Karena itu, para kiai khawatir tradisi keilmuan Ahlussunnah wal Jamaah yang ada di Haramain itu hilang karena pengaruh Najd yang wahabi. Komite Hijaz dibentuk untuk mengatasi hal tersebut.
"Untuk menyelamatkan tradisi keilmuan yang ada di Hijaz di Makkah agar tidak hilang ketika dikuasai Saudi," katanya.
NU memproklamirkan untuk meneruskan tradisi keilmuan dan tradisi keagamaannya. "Muludannya dipertahankan, ziarah kuburnya dipertahankan.
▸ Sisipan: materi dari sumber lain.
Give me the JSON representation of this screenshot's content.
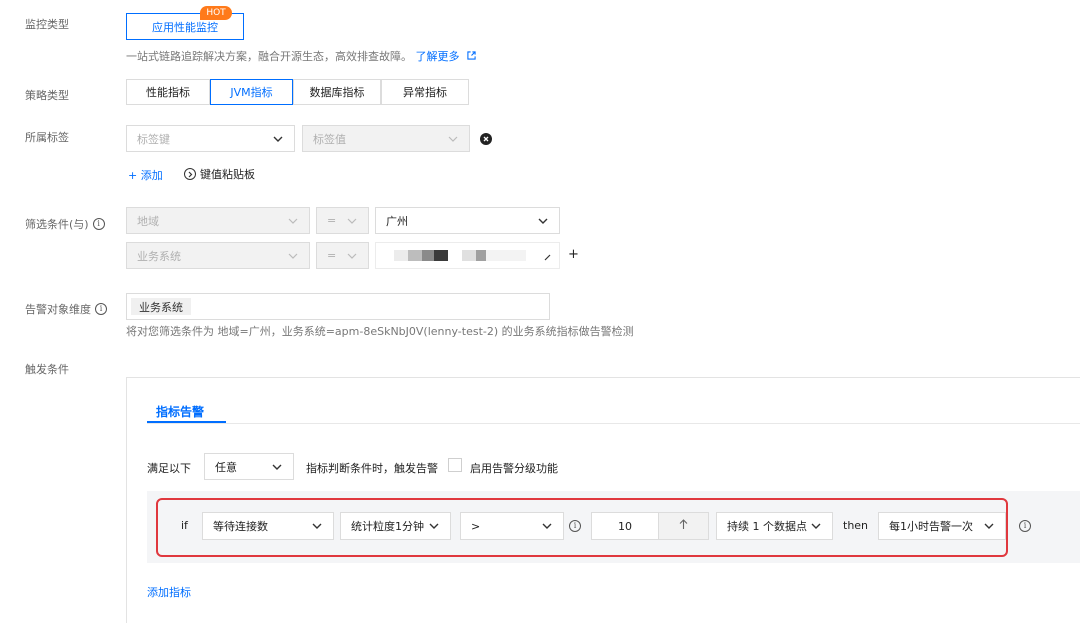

Termasuk model berpikir ala mazhab empat itu dipertahankan di sini," ujar Ketua Program Studi Sarjana Islam Nusantara Universitas Nahdlatul Ulama Indonesia (Unusia) Jakarta itu.
Jadi, menurutnya, NU didirikan itu bukan untuk merespons organisasi modernis yang muncul lebih dulu di Indonesia.
KH M Hasyim Asy’ari atau Mbah Hasyim ketika disowani KH Abdul Wahab Chasbullah (Kiai Wahab), ceritanya, ditanya perihal apakah perlu buat organisasi serupa. "Gak perlu. Biarkan saja. NU secara tradisi sudah mengakar ratusan tahun," kisahnya.
Diskusi bertema Islam Nusantara dan Poros Studi Islam itu juga menghadirkan Ulil Abshar Abdalla dan Zainul Milal Bizawie. (Syakir NF/Ibnu Nawawi)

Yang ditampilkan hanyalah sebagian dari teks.